From $P(–4,0)$, tangents $PA$ and $P{A}^{\prime }$ are drawn to a circle, $x^2+y^2=4$. Where $A$ and $A^{\prime }$ is point of contact and $A$ lies above x-axis. Rhombus $PA{P}^{\prime }{A}^{\prime }$ is completed.

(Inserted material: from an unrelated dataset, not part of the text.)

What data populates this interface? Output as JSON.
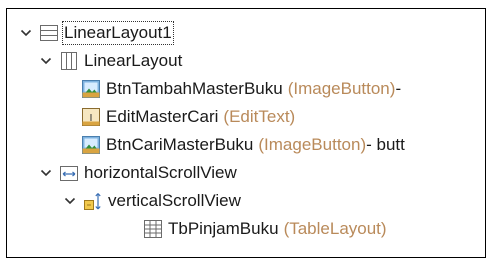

$\begin{array}{cccccc}& \text{Column-I}& & \text{Column-II}& & \text{Column-III}\\ \left(I\right)& A\equiv (-1,\sqrt{3})& \left(i\right)& PA=2\sqrt{3}& \left(P\right)& P^{\prime }\text{lies on the circle},x^2+y^2=4\\ \left(II\right)& A^{\prime }\equiv (-1,-\sqrt{3})& \left(ii\right)& \text{Area of}\Delta PA{A}^{\prime }=3\sqrt{3}\text{sq.units}& \left(Q\right)& \Delta PA{A}^{\prime }\text{is equilateral}\\ \left(III\right)& P^{\prime }=(4,0)& \left(iii\right)& P{P}^{\prime }=6& \left(R\right)& P^{\prime }\text{lies outside the circle},x^2+y^2=4\\ \left(IV\right)& P^{\prime }=(2,0)& \left(iv\right)& \text{Area of}\Delta PA{A}^{\prime }=4\sqrt{3}\text{sq.units}& \left(S\right)& P^{\prime }\text{lies inside circle},x^2+y^2=4\end{array}$

Which one of the following is correct?

• A. (I) (iv) Q
• B. (I) (ii) R
• C. (IV) (iv) P
• D. (IV) (iii) P

Answer 1

The correct option is D

(IV) (iii) P

$P{P}^{\prime }=6$ and $P\equiv (-4,0)$

So, $P^{\prime }\equiv (2,0)$

Putting the point, $P^{\prime }(2,0)$ in the equation of circle, $x^2+y^2-4=0$, we get,

$2^2+0-4=0$

Hence, $P^{\prime }$ lies on the circle

The correct combination is (IV) (iii) P